Хотя, надо сказать, одна идея у него всё-таки была.

***

Прежде, чем выйти из спальни, Гермиона трижды пообещала самой себе, что если всё это окажется полнейшим фарсом, то она незамедлительно развернётся и уйдет. Конечно, какая-то её часть отчаянно желала, чтобы вся ситуация не превратилась в дешёвый стеб, но поверить в это было крайне сложно, а всё почему? Исключительно из-за того, что только Драко чёртову Малфою могло прийти в голову через свитки позвать её на встречу в «переговорную», причём не когда-то, а в ночь с тридцать первого марта на первое апреля. По шкале от одного до десяти вероятность того, что всё это окажется первоапрельской шуткой, пробила отметку «одиннадцать», и, понимая это, Гермиона продолжала идти по коридору, постоянно поправляя мантию-невидимку и всё сильнее укутываясь в неё. Даже если Драко действительно не придёт, она всё равно не останется в проигравших, потому что без всяких затруднений сможет наградить летуче-мышиным сглазом его надменное личико прямо за завтраком.

И это как минимум.

— Ты опоздала. — Малфой открыл дверь в их персональную тайную комнату ровно за секунду до того, как ладонь гриффиндорки сжала ручку. — Уже пятнадцать минут первого. Чертовски не пунктуально!

Гермиона сделала глубокий вдох, пытаясь ответить максимально спокойно и не выдать своим тоном то, каким было её негодование, когда она проснулась среди ночи от жуткого жжения в запястье:

— Видишь ли, сборы занимают некоторое время, когда тебя без всяких предупреждений зовут на встречу в полночь!

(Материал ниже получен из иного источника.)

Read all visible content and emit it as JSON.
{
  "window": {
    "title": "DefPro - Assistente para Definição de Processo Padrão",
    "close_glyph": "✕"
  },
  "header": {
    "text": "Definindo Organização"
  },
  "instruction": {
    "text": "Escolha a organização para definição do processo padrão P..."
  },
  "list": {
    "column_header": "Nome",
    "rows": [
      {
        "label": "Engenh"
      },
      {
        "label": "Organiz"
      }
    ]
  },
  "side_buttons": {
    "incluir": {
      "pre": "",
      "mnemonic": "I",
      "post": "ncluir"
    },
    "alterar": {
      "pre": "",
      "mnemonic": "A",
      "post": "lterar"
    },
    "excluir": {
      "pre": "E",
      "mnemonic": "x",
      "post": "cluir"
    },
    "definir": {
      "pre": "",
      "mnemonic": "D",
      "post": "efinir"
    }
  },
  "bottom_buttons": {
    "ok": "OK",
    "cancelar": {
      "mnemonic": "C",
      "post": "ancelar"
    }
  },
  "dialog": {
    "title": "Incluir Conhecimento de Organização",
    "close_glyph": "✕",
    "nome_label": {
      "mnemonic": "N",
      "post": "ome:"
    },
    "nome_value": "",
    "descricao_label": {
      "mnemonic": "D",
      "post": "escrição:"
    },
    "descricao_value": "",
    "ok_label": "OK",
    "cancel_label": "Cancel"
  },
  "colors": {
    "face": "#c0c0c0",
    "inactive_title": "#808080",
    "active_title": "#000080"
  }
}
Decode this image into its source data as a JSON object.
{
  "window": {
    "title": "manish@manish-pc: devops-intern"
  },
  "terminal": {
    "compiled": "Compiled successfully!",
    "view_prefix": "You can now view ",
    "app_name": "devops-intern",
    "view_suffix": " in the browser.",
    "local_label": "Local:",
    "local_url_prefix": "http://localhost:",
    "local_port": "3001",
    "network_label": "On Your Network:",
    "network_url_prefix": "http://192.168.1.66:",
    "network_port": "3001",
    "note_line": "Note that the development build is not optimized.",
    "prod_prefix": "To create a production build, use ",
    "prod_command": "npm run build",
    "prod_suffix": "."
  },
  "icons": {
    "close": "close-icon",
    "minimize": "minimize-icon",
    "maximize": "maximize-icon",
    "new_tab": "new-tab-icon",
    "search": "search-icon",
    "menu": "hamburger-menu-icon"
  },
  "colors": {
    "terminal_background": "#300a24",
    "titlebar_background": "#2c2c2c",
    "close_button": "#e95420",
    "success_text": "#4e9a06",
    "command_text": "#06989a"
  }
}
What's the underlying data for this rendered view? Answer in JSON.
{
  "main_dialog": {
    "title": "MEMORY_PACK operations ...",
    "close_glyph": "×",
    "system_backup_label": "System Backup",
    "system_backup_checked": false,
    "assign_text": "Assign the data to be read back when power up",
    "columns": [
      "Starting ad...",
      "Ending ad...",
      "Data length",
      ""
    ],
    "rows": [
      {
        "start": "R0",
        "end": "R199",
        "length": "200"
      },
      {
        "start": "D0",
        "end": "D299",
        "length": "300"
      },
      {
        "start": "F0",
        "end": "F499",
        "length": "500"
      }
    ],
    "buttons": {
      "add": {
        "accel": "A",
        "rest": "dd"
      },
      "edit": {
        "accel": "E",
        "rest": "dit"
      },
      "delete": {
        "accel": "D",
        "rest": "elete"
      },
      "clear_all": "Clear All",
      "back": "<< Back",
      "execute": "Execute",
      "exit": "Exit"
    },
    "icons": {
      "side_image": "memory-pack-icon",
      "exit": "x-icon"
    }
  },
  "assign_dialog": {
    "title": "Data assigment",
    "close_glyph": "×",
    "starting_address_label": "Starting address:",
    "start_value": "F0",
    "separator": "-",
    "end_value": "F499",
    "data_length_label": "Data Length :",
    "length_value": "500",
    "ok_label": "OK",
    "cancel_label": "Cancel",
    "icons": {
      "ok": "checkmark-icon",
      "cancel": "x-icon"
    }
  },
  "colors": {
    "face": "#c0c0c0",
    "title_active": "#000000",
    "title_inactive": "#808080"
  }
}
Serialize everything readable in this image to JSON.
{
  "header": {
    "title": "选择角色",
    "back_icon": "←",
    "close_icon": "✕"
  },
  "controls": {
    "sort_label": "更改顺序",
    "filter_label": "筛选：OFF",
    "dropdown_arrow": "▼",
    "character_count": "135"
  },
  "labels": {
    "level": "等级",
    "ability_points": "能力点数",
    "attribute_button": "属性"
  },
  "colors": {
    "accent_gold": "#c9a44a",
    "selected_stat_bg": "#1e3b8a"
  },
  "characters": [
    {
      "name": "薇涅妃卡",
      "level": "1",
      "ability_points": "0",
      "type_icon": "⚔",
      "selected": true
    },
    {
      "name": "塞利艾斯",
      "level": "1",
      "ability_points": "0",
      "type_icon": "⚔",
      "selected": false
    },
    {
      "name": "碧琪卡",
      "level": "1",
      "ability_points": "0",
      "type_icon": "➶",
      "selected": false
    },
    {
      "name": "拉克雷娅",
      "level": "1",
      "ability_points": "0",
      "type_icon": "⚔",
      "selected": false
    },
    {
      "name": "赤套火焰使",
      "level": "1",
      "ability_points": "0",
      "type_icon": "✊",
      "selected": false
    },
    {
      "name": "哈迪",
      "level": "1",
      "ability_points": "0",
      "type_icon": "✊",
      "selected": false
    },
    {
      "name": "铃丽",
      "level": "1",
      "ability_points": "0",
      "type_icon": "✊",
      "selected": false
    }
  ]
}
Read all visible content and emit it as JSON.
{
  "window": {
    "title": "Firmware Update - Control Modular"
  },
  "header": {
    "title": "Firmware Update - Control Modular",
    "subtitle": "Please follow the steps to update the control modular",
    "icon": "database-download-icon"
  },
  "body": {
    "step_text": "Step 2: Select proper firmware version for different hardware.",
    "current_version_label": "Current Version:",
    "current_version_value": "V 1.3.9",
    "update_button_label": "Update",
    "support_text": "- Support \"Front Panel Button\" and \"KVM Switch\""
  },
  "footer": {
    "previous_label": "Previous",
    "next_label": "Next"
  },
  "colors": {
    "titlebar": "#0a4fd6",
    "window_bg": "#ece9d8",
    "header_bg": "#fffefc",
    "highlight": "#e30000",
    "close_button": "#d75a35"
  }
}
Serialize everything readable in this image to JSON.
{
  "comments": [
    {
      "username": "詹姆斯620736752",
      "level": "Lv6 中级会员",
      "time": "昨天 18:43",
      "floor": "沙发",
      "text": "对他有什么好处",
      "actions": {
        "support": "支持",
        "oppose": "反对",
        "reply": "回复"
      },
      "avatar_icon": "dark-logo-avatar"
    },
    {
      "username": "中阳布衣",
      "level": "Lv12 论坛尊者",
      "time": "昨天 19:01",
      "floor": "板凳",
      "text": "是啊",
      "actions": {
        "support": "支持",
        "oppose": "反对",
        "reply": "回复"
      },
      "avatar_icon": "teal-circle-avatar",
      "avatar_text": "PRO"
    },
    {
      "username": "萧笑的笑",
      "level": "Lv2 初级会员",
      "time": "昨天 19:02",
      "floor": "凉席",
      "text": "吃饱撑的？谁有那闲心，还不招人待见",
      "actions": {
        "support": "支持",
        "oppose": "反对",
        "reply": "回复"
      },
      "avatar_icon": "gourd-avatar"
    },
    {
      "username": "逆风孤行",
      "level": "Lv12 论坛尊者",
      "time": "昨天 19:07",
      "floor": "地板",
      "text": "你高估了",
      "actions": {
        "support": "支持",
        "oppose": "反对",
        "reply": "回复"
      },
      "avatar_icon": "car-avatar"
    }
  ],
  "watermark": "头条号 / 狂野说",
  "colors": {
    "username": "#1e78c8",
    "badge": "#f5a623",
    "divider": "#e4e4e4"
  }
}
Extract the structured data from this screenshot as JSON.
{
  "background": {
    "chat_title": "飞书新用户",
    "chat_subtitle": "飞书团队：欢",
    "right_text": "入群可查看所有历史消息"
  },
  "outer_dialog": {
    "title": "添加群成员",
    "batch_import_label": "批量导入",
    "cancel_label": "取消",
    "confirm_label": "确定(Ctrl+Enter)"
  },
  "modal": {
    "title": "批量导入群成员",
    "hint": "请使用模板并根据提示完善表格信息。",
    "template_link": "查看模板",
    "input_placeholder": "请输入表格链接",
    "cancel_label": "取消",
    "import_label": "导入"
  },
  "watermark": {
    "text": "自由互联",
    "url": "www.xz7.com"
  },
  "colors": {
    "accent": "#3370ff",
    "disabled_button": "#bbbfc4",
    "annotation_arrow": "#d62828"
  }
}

Вместо ответа Драко лишь закатил глаза, как бы невзначай смахивая несуществующие пылинки с манжета рубашки, словно подчёркивая свою раздражающую способность выглядеть, как с обложки «Спеллы», даже если поднять его среди ночи. Именно в этот момент Гермиона заметила, что в то время как слизеринец был одет в рубашку и джинсы, она сама не нашла решения лучше, чем накинуть мантию прямо поверх пижамы. Казалось, более отвратительной ситуации придумать просто невозможно.

— Итак, нам надо поговорить, — констатировал волшебник, проходя в глубь помещения.

Следуя за ним, — Малфой никогда не звал, словно всегда был абсолютно уверен, что собеседник в любом случае пойдёт, — Гермиона как-то совершенно случайно заметила, насколько сильно изменилась эта комната. Заброшенная женская уборная на третьем этаже, к началу учебного года превратившаяся в обычную пустую комнату с треснувшим кафелем, за время их сотрудничества стала чистой, более-менее тёплой и даже освещаемой. Все эти новшества появлялись здесь медленно, постепенно, ровно так, как складывались их с Драко взаимоотношения. Теперь же, глядя на небольшое, но вполне приличное пространство вокруг, гриффиндорка была практически уверена, что всё это время они не просто делали место для переговоров более комфортным, а строили что-то своё. Общее. От мыслей о том, что через несколько месяцев они оба выпустятся их Хогвартса, а в память о том, что эта история была на самом деле, а не в её фантазиях, останется лишь старая уборная, стало почему-то грустно. Конечно, в какой-то степени Гермиона была готова к тому, что всё их с Драко «сотрудничество» завершится ровно в тот момент, когда шкатулка будет уничтожена, а Пожиратели Смерти — пойманы, но сейчас, когда это время настало, она как никогда отчётливо понимала, что совершенно не хочет ставить точку. Малфой, небрежно облокотившийся о стену и с какой-то особой сосредоточенностью гипнотизирующий её переносицу, очевидно, думал о том же.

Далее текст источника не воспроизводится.